Advantages of DRAM-less SSDs
While there are some drawbacks to DRAM-less SSDs, they still deserve your consideration. Firstly, DRAM-less SSDs are almost always cheaper than SSDs with DRAM. Secondly, while a DRAM-less SSD is slower than an SSD with DRAM, a DRAM-less SSD is still much faster than a traditional mechanical hard drive. Therefore, if you are upgrading from a mechanical drive to a solid state drive, you’ll see a significant increase in speed, even if you opt for a DRAM-less SSD. If you’re on a tight budget, you may want to check out DRAM-less SSDs.
Which to Buy
Given the better performance and longer life span, we recommend that most people opt for an SSD with DRAM. That being said, a DRAM-less drive could be the better option for you, provided that you are aware of the inherent limitations.

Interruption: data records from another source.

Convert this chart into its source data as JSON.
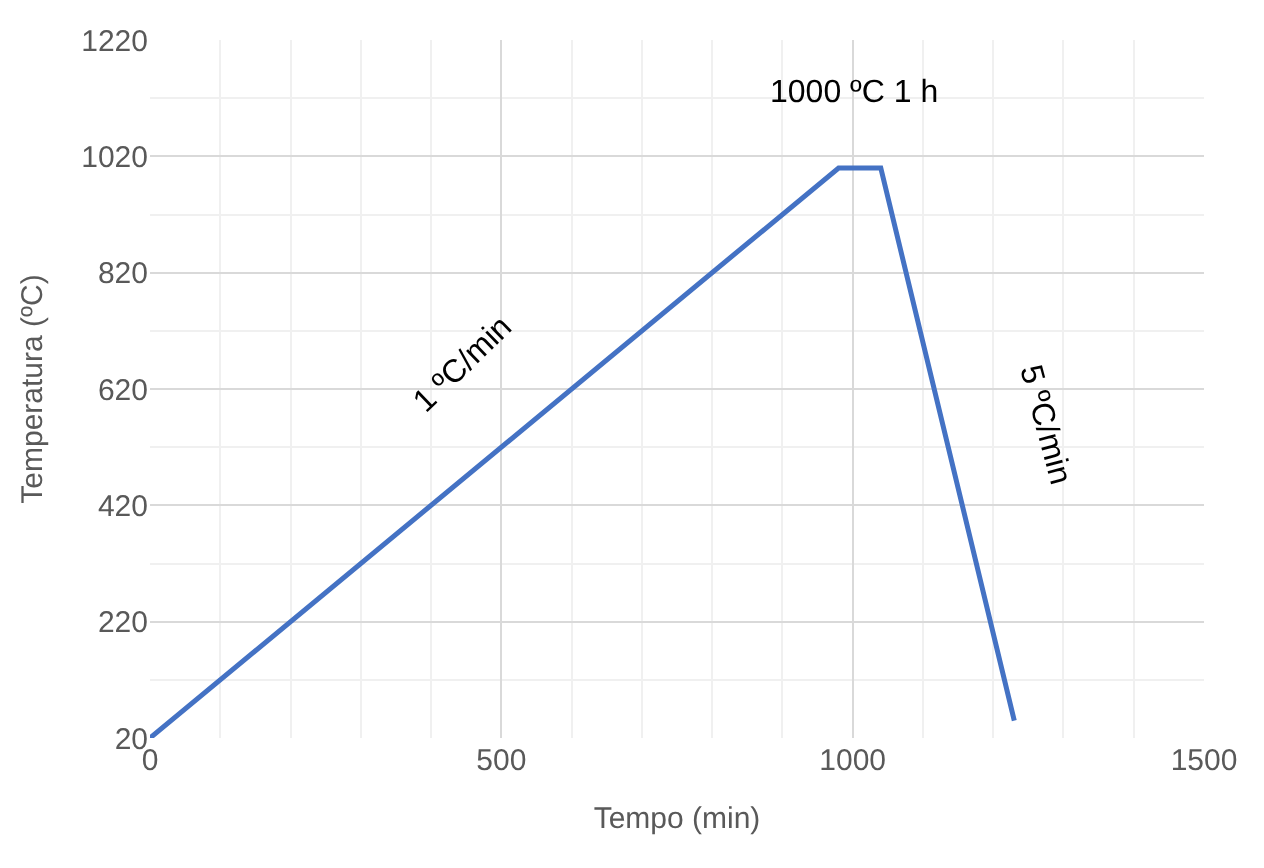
{
  "chart_data": {
    "type": "line",
    "xlabel": "Tempo (min)",
    "ylabel": "Temperatura (ºC)",
    "x": [
      0,
      980,
      1040,
      1230
    ],
    "series": [
      {
        "color": "#4472c4",
        "values": [
          20,
          1000,
          1000,
          50
        ]
      }
    ],
    "xlim": [
      0,
      1500
    ],
    "xticks": [
      0,
      500,
      1000,
      1500
    ],
    "ylim": [
      20,
      1220
    ],
    "yticks": [
      20,
      220,
      420,
      620,
      820,
      1020,
      1220
    ],
    "grid": true,
    "marker": "none",
    "line_style": "solid",
    "annotations": [
      "1000 ºC 1 h",
      "1 ºC/min",
      "5 ºC/min"
    ]
  }
}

DRAM-less SSDs are less costly. This means they can be an inexpensive way to inject new life into an old machine or add some speedier storage to your current build. If you are thinking about purchasing a DRAM-less SSD, we recommend that you do your research and check out reviews before you buy, as they typically suffer from a shorter lifespan.
How to Monitor SSD Health
Solid state drives are quickly replacing mechanical hard drives as the storage method of choice for manufacturers and end-users alike. In addition to being speedier and quieter than mechanical drives, SSDs also do not require as much maintenance. For example, you won’t ever have to defrag your SSD.
That being said, you’ll want to check in on your SSD from time to time. Fortunately, you can monitor the health of your SSD very easily, regardless of whether you have a DRAM-less SSD or one with DRAM.
If you have a Mac, simply launch Disk Utility and run the First Aid tool on your SSD. When the tool is finished, click “Show Details” to see any if there are any issues. If there are problems with your SSD, you will be given the option to try and fix them.
On Windows PCs, we recommend downloading CrystalDiskInfo to check the health of your SSD. Simply install the Standard version of the software and start it up. Launching the app will show a window with various information about all of the drives in your machine, including temperature and bad sectors.
Do you opt for SSDs with DRAM? Would you ever consider a DRAM-less SSD? You may even want to consider a Solid State Hybrid Drive if budget is a concern.